Since leaving Osaka, I’ve been staying in Kyoto, bouncing from hostel to hostel, staying wherever’s cheapest for a few days at a time. Why? I’m applying for jobs!
My initial idea, before I’d even had my visa approved to come here, was to explore the south for three months and then try to find work north of Tokyo, perhaps Sendai, living there but making shorter trips to visit parts of the country I’d not yet seen.
After my adventures, I started to adjust that plan for two reasons. The one I tell people is that I’m not confident enough in my Japanese to jump straight to somewhere I’m unfamiliar with, and would rather stay put somewhere I’m comfortable for the time being and hone my language abilities before venturing further.

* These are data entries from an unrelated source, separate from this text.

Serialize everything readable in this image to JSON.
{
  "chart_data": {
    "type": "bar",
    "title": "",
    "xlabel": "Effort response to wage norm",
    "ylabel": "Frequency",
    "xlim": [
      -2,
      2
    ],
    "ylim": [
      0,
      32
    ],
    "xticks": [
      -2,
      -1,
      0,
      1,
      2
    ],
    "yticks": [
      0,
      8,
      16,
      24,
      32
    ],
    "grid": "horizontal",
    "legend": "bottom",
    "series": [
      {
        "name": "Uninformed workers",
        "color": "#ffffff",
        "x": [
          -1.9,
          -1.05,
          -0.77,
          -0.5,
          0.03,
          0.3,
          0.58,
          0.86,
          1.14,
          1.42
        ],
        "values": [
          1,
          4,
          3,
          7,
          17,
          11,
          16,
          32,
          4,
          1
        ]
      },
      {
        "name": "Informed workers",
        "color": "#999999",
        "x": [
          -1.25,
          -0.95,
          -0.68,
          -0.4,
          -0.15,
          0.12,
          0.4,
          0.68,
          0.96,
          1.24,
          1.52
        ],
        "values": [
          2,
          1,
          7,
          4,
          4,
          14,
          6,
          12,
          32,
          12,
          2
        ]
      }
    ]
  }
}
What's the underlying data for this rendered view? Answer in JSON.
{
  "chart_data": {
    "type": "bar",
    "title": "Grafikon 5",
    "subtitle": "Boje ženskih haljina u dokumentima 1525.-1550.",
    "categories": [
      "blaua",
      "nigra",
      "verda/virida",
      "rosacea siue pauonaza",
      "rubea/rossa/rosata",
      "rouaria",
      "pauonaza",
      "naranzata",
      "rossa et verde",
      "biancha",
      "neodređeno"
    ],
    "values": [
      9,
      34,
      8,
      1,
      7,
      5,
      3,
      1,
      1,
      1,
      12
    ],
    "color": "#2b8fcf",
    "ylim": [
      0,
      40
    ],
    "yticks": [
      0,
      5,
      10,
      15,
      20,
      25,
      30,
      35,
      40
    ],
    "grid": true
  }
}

The other reason, if I’m being honest, is just that I love it here in Kyoto. I love having a cool city nightlife or a gorgeous, secluded natural hike within walking distance. I’ve made friends here and continue to love just about every person I meet.
So, I came up with a plan: find a hostel in Kyoto or Osaka, work there for three months while I practice Japanese and look for a job to move onto. I’m two weeks into that search.
For applying for hostel jobs, I have a slightly awkward system. I look at a town I’m interested in staying in, search for hostels there through booking sites and so on, then copy and paste the hostel’s name into google to find their homepage. Once I’m on the website, I check to see if they’re hiring or offering any free accommodation cleaning work, and if they are then I apply.
As well as applying at hostels, I’ve also branched out into applying for more serious work, be it full or part time. Particularly interesting and available are jobs teaching English, a highly sort-after skill in a country with a low rate of second language. For this, I’ve mostly been searching through the excellent GaijinPot and YOLO Japan websites, both specifically designed to help English-speakers apply for work in Japan.
For the foreseeable, I’m continuing to search for other jobs, be they teaching or hostels or anything in between, while taking plenty of time to walk along the river, sit on the grass, spend time eating and drinking and laughing with my friends, and loving life.
Right now, anything could happen. I could find a job tomorrow and jump across the country, I could be here applying with no joy for months. If I decide to go with one of the jobs in June, I’ll have a month to kill, which I’m thinking I might spend volunteering on a farm, or living in a tent and exploring the mountains, or staying at a temple on a ten-day meditation course. This is an adventure, after all.